Fixées par l’expert à 1,5/7, les souffrances endurées seront indemnisées par le versement de la somme de 3 000 euros.
Le préjudice esthétique temporaire :
Ce poste vise à réparer le préjudice né de l’obligation pour la victime de se présenter temporairement au regard des tiers dans une apparence physique altérée en raison de ses blessures.
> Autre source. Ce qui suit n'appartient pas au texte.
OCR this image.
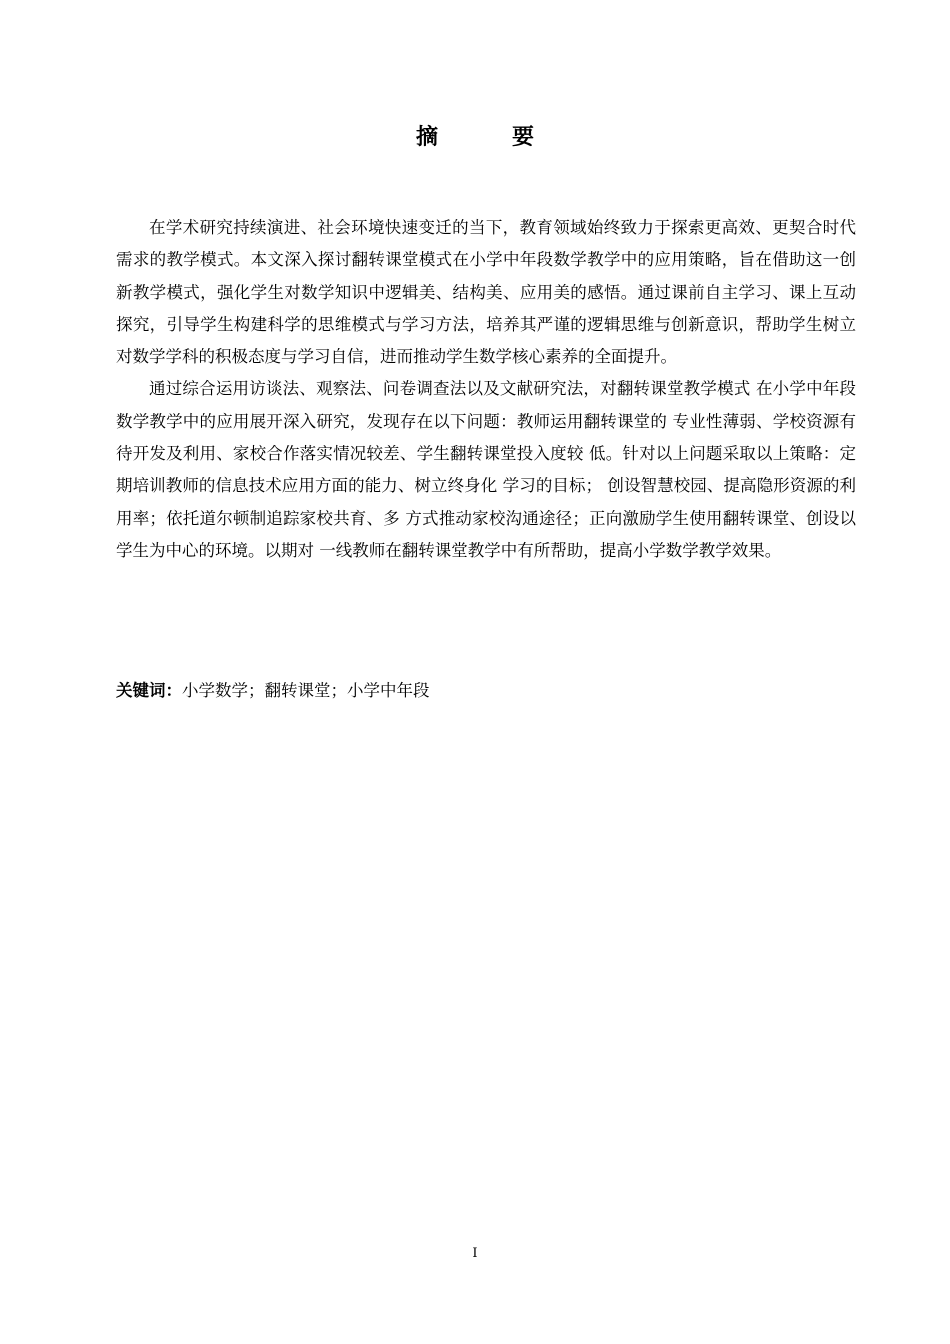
摘　要

在学术研究持续演进、社会环境快速变迁的当下，教育领域始终致力于探索更高效、更契合时代需求的教学模式。本文深入探讨翻转课堂模式在小学中年段数学教学中的应用策略，旨在借助这一创新教学模式，强化学生对数学知识中逻辑美、结构美、应用美的感悟。通过课前自主学习、课上互动探究，引导学生构建科学的思维模式与学习方法，培养其严谨的逻辑思维与创新意识，帮助学生树立对数学学科的积极态度与学习自信，进而推动学生数学核心素养的全面提升。

通过综合运用访谈法、观察法、问卷调查法以及文献研究法，对翻转课堂教学模式 在小学中年段数学教学中的应用展开深入研究，发现存在以下问题：教师运用翻转课堂的 专业性薄弱、学校资源有待开发及利用、家校合作落实情况较差、学生翻转课堂投入度较 低。针对以上问题采取以上策略：定期培训教师的信息技术应用方面的能力、树立终身化 学习的目标； 创设智慧校园、提高隐形资源的利用率；依托道尔顿制追踪家校共育、多 方式推动家校沟通途径；正向激励学生使用翻转课堂、创设以学生为中心的环境。以期对 一线教师在翻转课堂教学中有所帮助，提高小学数学教学效果。

关键词：小学数学；翻转课堂；小学中年段
I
Ce poste de préjudice n’a pas été retenu par l’expert. L’expert fait toutefois mention du port d’un collier cervical durant 21 jours.
Il y a donc lieu de retenir ce poste de préjudice. Cependant, en raison de la courte durée du port du collier cervical, il y a lieu de ramener la somme demandée à de plus justes proportions, en l’espèce, la somme de 500 euros.
Les Préjudices Extra-Patrimoniaux Permanents :
Le déficit fonctionnel permanent :
Ce poste de préjudice cherche à indemniser le préjudice extra-patrimonial découlant de l’incapacité médicalement constatée et à réparer ses incidences touchant exclusivement la sphère personnelle de la victime, soit non seulement les atteintes aux fonctions physiologiques de celle-ci mais aussi la douleur permanente qu’elle ressent, la perte de la qualité de vie et les troubles dans ses conditions d’existence après consolidation.
Compte tenu des séquelles conservées par la victime, il a été estimé par l’expert à 1 %. Etant âgée de 34 ans lors de la consolidation de son état, il y a donc lieu de l’indemniser par l’allocation de la somme de 1 770 euros (1 770 euros le point).
RÉCAPITULATIF
— déficit fonctionnel temporaire 681 euros
— souffrances endurées 3 000 euros
— préjudice esthétique temporaire 500 euros
— déficit fonctionnel permanent 1 770 euros
TOTAL 5 951 euros
PROVISION A DÉDUIRE 2 000 euros
RESTE DU 3 951 euros
La compagnie XL INSURANCE COMPANY SE sera condamnée à indemniser Madame [N] [E] à hauteur de ce montant en réparation de son préjudice corporel consécutif à l’accident du 14 février 2020, après déduction de la provision.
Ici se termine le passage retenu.